Долистав до конца, он ничего не сказал. Покачал головой, давая понять, что пользы от бумаг нет. Интересно, что ожидал найти его товарищ: карту, магическое заклинание, помогающее вернуться на равнины Тигре? По всей видимости, Эрнесто тоже не повезло, потому что, покончив с чтением, он поднялся и начал рыхлить землю ударами мачете. Из последних сил они руками разрыли яму, бросили в нее рюкзак с документами, словно дохлого кота, засыпали красноватой землей и сверху прикрыли листьями, не сухими, а теми, что, даже опав, оставались бархатистыми и гибкими. Потом повесили гамаки, пока не стемнело, и легли, поскольку идти дальше не имело смысла. Прежде чем уснуть – на пустой желудок вот уже четвертую или пятую ночь подряд, – Рауль, который так устал и ослабел, что опасался умереть во сне, осмелился произнести вопрос, вероятно мучивший и его товарища: «Как думаешь, выберемся?» Он ожидал всего лишь ободряющего ответа, чтобы чуток воспрянуть духом, но на самом деле вызвал Эрнесто на самый откровенный разговор, который ему случилось иметь с кем бы то ни было из герильеро за все время в сельве.

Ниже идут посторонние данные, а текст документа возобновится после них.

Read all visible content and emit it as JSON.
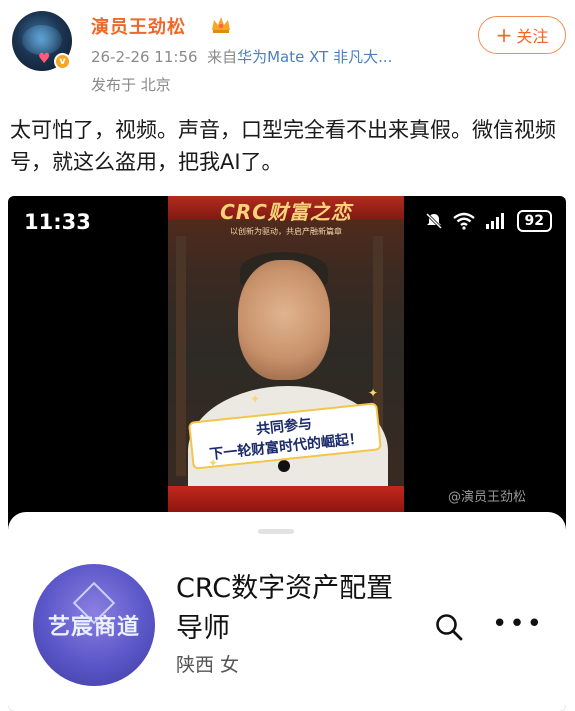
{
  "post": {
    "username": "演员王劲松",
    "timestamp": "26-2-26 11:56",
    "source_prefix": "来自",
    "device": "华为Mate XT 非凡大...",
    "location": "发布于 北京",
    "follow_label": "关注",
    "text": "太可怕了，视频。声音，口型完全看不出来真假。微信视频号，就这么盗用，把我AI了。",
    "verified_badge": "v",
    "icons": [
      "crown-icon",
      "verified-badge-icon",
      "plus-icon"
    ]
  },
  "screenshot": {
    "status_time": "11:33",
    "battery": "92",
    "video": {
      "banner_title": "CRC财富之恋",
      "subline": "以创新为驱动，共启产融新篇章",
      "caption_line1": "共同参与",
      "caption_line2": "下一轮财富时代的崛起！"
    },
    "account": {
      "logo_text": "艺宸商道",
      "name": "CRC数字资产配置导师",
      "sub": "陕西 女"
    },
    "watermark": "@演员王劲松",
    "icons": [
      "mute-icon",
      "wifi-icon",
      "signal-icon",
      "battery-icon",
      "search-icon",
      "more-icon"
    ]
  },
  "colors": {
    "accent": "#f0672a",
    "device_link": "#4a7fbf",
    "meta": "#8a8a8a"
  }
}
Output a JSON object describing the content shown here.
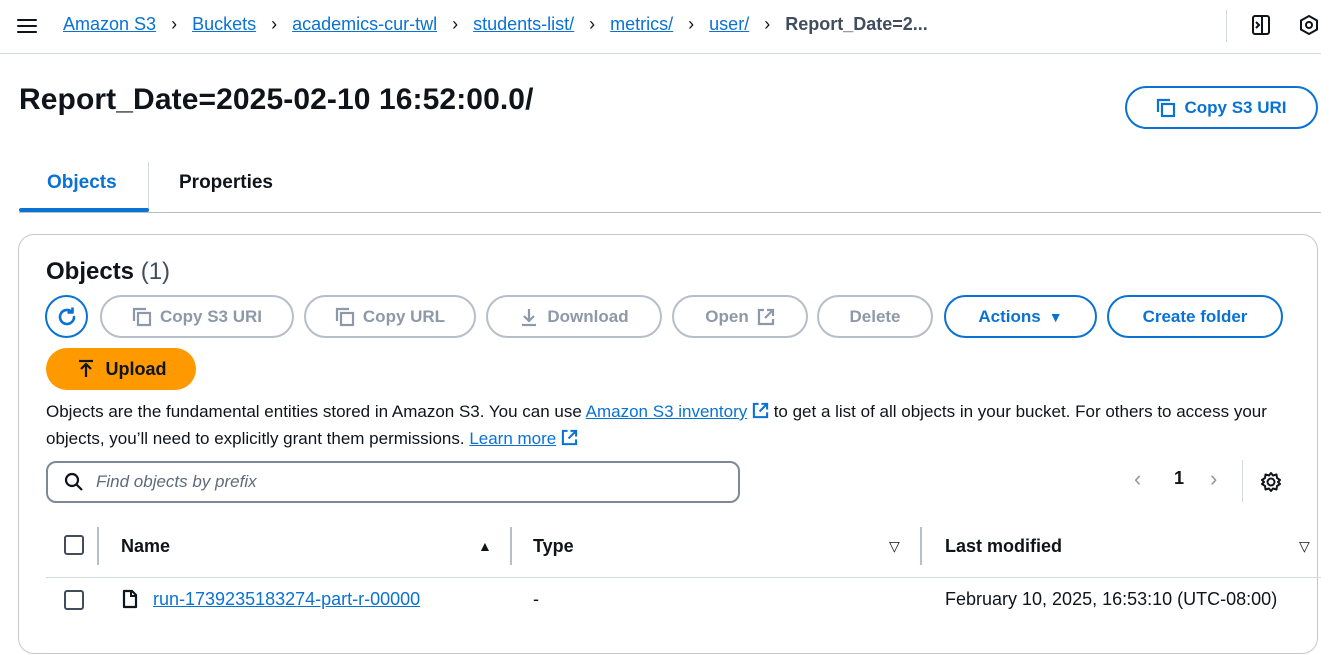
{
  "breadcrumbs": [
    {
      "label": "Amazon S3"
    },
    {
      "label": "Buckets"
    },
    {
      "label": "academics-cur-twl"
    },
    {
      "label": "students-list/"
    },
    {
      "label": "metrics/"
    },
    {
      "label": "user/"
    },
    {
      "label": "Report_Date=2..."
    }
  ],
  "page": {
    "title": "Report_Date=2025-02-10 16:52:00.0/",
    "copy_uri_label": "Copy S3 URI"
  },
  "tabs": [
    {
      "label": "Objects",
      "active": true
    },
    {
      "label": "Properties",
      "active": false
    }
  ],
  "objects_panel": {
    "title": "Objects",
    "count": "(1)",
    "toolbar": {
      "copy_s3_uri": "Copy S3 URI",
      "copy_url": "Copy URL",
      "download": "Download",
      "open": "Open",
      "delete": "Delete",
      "actions": "Actions",
      "create_folder": "Create folder",
      "upload": "Upload"
    },
    "description": {
      "part1": "Objects are the fundamental entities stored in Amazon S3. You can use ",
      "link1": "Amazon S3 inventory",
      "part2": " to get a list of all objects in your bucket. For others to access your objects, you’ll need to explicitly grant them permissions. ",
      "link2": "Learn more"
    },
    "search": {
      "placeholder": "Find objects by prefix",
      "value": ""
    },
    "pagination": {
      "current_page": "1"
    },
    "table": {
      "columns": [
        "Name",
        "Type",
        "Last modified"
      ],
      "rows": [
        {
          "name": "run-1739235183274-part-r-00000",
          "type": "-",
          "last_modified": "February 10, 2025, 16:53:10 (UTC-08:00)"
        }
      ]
    }
  },
  "colors": {
    "accent": "#0972d3",
    "upload": "#ff9900",
    "disabled": "#8d99a8"
  }
}
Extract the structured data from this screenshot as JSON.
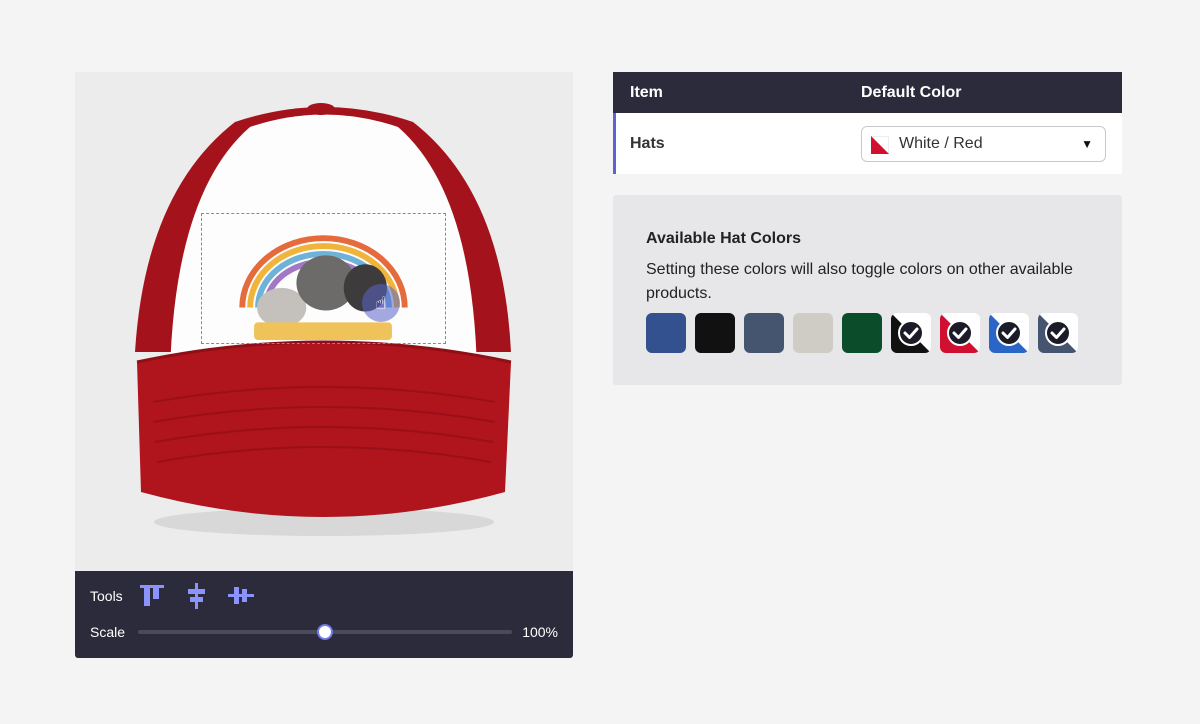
{
  "tools_bar": {
    "tools_label": "Tools",
    "scale_label": "Scale",
    "scale_value": "100%",
    "scale_fraction": 0.5,
    "tool_icons": [
      "align-top-icon",
      "align-vertical-center-icon",
      "align-horizontal-center-icon"
    ]
  },
  "table": {
    "headers": {
      "item": "Item",
      "default_color": "Default Color"
    },
    "row": {
      "label": "Hats",
      "selected_color": "White / Red"
    }
  },
  "colors_panel": {
    "title": "Available Hat Colors",
    "description": "Setting these colors will also toggle colors on other available products.",
    "swatches": [
      {
        "name": "royal-blue",
        "color": "#33508f",
        "selected": false
      },
      {
        "name": "black",
        "color": "#111111",
        "selected": false
      },
      {
        "name": "slate",
        "color": "#46556f",
        "selected": false
      },
      {
        "name": "light-gray",
        "color": "#cfcbc5",
        "selected": false
      },
      {
        "name": "green",
        "color": "#0b4d2a",
        "selected": false
      },
      {
        "name": "white-black",
        "color": "#111111",
        "selected": true
      },
      {
        "name": "white-red",
        "color": "#d01030",
        "selected": true
      },
      {
        "name": "white-royal",
        "color": "#2a66c7",
        "selected": true
      },
      {
        "name": "white-slate",
        "color": "#46556f",
        "selected": true
      }
    ]
  },
  "colors": {
    "accent": "#5c63d6",
    "dark": "#2b2b3b",
    "hat_red": "#b0141d"
  }
}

Они говорили о семьях, о подготовке в далеких странах, о ностальгии и страхе. Эрнесто рассказал про братьев – один тоже стал коммунистом, а второй не желал иметь ничего общего с политикой – и про сестру, которая в свои двадцать уже была настоящей революционеркой и готовилась к большим свершениям. Рауль рассказал про отца, который в эту минуту, наверное, лежал в гамаке где-то в Тьерральте или в Парамильо, про Соль, которая продолжала партизанскую жизнь в долине реки Каука, про мать, которая сидела в боготинской тюрьме. Рассказал про старого Вана, товарища с пекинской фабрики будильников, заклинавшего любые трудности загадочными фразами. Когда света мало и кругом темно, говаривал Ван, единственный способ не сбиться с курса – это смотреть назад. Так, смотря на свет, оставленный нами позади, мы сможем поверить, что впереди нас ждет другой свет. Эрнесто сказал: «Странные все-таки эти китайцы».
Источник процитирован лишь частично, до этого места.